I deactivated my email account from my smartphone. As I did so, I recalled the moment I hooked it up in the first place, on the balcony of the apartment I was holidaying at at the time, applauding myself for doing best by my clients and providing such finger-on-the-pulse communication even whilst "away". Turns out I'd severely underestimated how soul-crushing it would eventually become to reach for my device of an evening to send a comedic meme to my brother for example, only to find a client had blundered their way onto my lock screen notifications with a work-related matter that I absolutely could not muster the headspace for at 10:00 at night, but yet, also couldn't ignore either.
With the email account uncoupled, so much as even thinking about work is now confined to business hours, which has done wonders for work/home separation.
Moreover, I acquired a second handset to further alleviate the burden. Regulating email was a good start but clients can be insatiable and think nothing of sending the occasional text or WhatsApp message outside of work and even waking hours. Such unsolicited messages invariably encroached into personal and social exchanges on the device resulting in a lack of will to acknowledge them which, curiously, was opposite to the affect that email was having.

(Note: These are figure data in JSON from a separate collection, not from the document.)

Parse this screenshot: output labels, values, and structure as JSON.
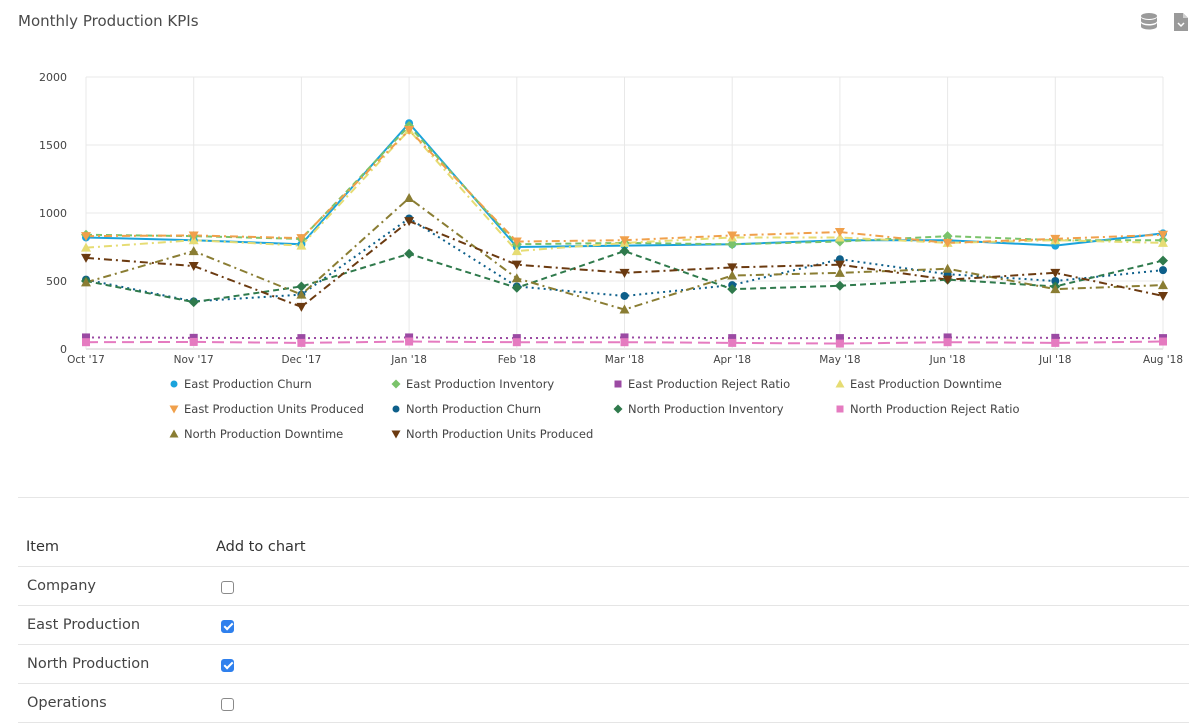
{
  "title": "Monthly Production KPIs",
  "toolbar": {
    "icons": [
      "database-icon",
      "export-file-icon"
    ]
  },
  "chart_data": {
    "type": "line",
    "title": "",
    "xlabel": "",
    "ylabel": "",
    "x": [
      "Oct '17",
      "Nov '17",
      "Dec '17",
      "Jan '18",
      "Feb '18",
      "Mar '18",
      "Apr '18",
      "May '18",
      "Jun '18",
      "Jul '18",
      "Aug '18"
    ],
    "ylim": [
      0,
      2000
    ],
    "yticks": [
      0,
      500,
      1000,
      1500,
      2000
    ],
    "grid": true,
    "legend_position": "bottom",
    "series": [
      {
        "name": "East Production Churn",
        "color": "#1aa3dc",
        "marker": "circle",
        "dash": "solid",
        "values": [
          820,
          800,
          770,
          1660,
          750,
          760,
          770,
          800,
          800,
          760,
          850
        ]
      },
      {
        "name": "East Production Inventory",
        "color": "#7ac36a",
        "marker": "diamond",
        "dash": "dashed",
        "values": [
          840,
          830,
          810,
          1640,
          770,
          780,
          770,
          790,
          830,
          800,
          800
        ]
      },
      {
        "name": "East Production Reject Ratio",
        "color": "#9b4aa3",
        "marker": "square",
        "dash": "dotted",
        "values": [
          85,
          82,
          80,
          85,
          80,
          85,
          80,
          80,
          85,
          82,
          80
        ]
      },
      {
        "name": "East Production Downtime",
        "color": "#e6dc73",
        "marker": "triangle",
        "dash": "dashdot",
        "values": [
          745,
          800,
          760,
          1610,
          720,
          780,
          820,
          820,
          780,
          800,
          780
        ]
      },
      {
        "name": "East Production Units Produced",
        "color": "#f0a04b",
        "marker": "triangle-down",
        "dash": "dashdot",
        "values": [
          830,
          835,
          815,
          1610,
          790,
          800,
          835,
          860,
          780,
          810,
          840
        ]
      },
      {
        "name": "North Production Churn",
        "color": "#0d5f8a",
        "marker": "circle",
        "dash": "dotted",
        "values": [
          510,
          350,
          400,
          960,
          460,
          390,
          470,
          660,
          550,
          500,
          580
        ]
      },
      {
        "name": "North Production Inventory",
        "color": "#2f7a4c",
        "marker": "diamond",
        "dash": "dashed",
        "values": [
          500,
          345,
          460,
          700,
          450,
          720,
          440,
          465,
          510,
          460,
          650
        ]
      },
      {
        "name": "North Production Reject Ratio",
        "color": "#e57bc0",
        "marker": "square",
        "dash": "longdash",
        "values": [
          50,
          52,
          45,
          55,
          50,
          50,
          45,
          40,
          50,
          45,
          55
        ]
      },
      {
        "name": "North Production Downtime",
        "color": "#8a7d33",
        "marker": "triangle",
        "dash": "dashdot",
        "values": [
          490,
          720,
          400,
          1110,
          520,
          290,
          540,
          560,
          590,
          440,
          470
        ]
      },
      {
        "name": "North Production Units Produced",
        "color": "#6b3a10",
        "marker": "triangle-down",
        "dash": "dashdot",
        "values": [
          670,
          610,
          310,
          940,
          620,
          560,
          600,
          620,
          510,
          560,
          390
        ]
      }
    ]
  },
  "table": {
    "headers": {
      "item": "Item",
      "add": "Add to chart"
    },
    "rows": [
      {
        "label": "Company",
        "checked": false
      },
      {
        "label": "East Production",
        "checked": true
      },
      {
        "label": "North Production",
        "checked": true
      },
      {
        "label": "Operations",
        "checked": false
      }
    ]
  }
}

A second phone curtails this issue as no matter what channel a client chooses to reach out to me, at 5pm I power down the device and keep client communications at bay, freeing me to use my other device to enjoy personal use unencumbered.
Finally I looked at my plate. It was heaped. It was always heaped lately. I can't remember the last time it wasn't, nor can I remember when I became blissfully ignorant to how I was blindly piling on top of it. Enough was enough - it was time to start cutting back. Time and again I've heard freelancers revel in the satisfaction of saying "no" and feeling guilt-free as they do. I desperately wanted to know that feeling. The secret to combatting the overwhelming urge to furnish all and sundry with top quality service is to come to terms with the alternative; that trying to please multitudes of clients simultaneously is the reason why my chair is only vacated eleven hours a day, why my mood is often so low for the remaining thirteen, and why anxiety dreams about programming frequently manifest and rob me of sleep. It's early days on this front, but I have begun turning down some jobs that with a rational mind I know I absolutely cannot accommodate, and I've been scheduling other jobs into the distant future to create a decent buffer and maybe, just maybe, afford a me bit of long-overdue down time between projects.
In conclusion my wobble proved to be quite valuable. By taking ownership of it rather than letting it totally consume me it encouraged a reboot. It coerced me into stepping back from my business - and myself - and reassess how I do things, what's detrimental to my wellbeing and to finally acknowledge that as resilient as I am, the status of my mental health is something that can't indefinitely go unchecked.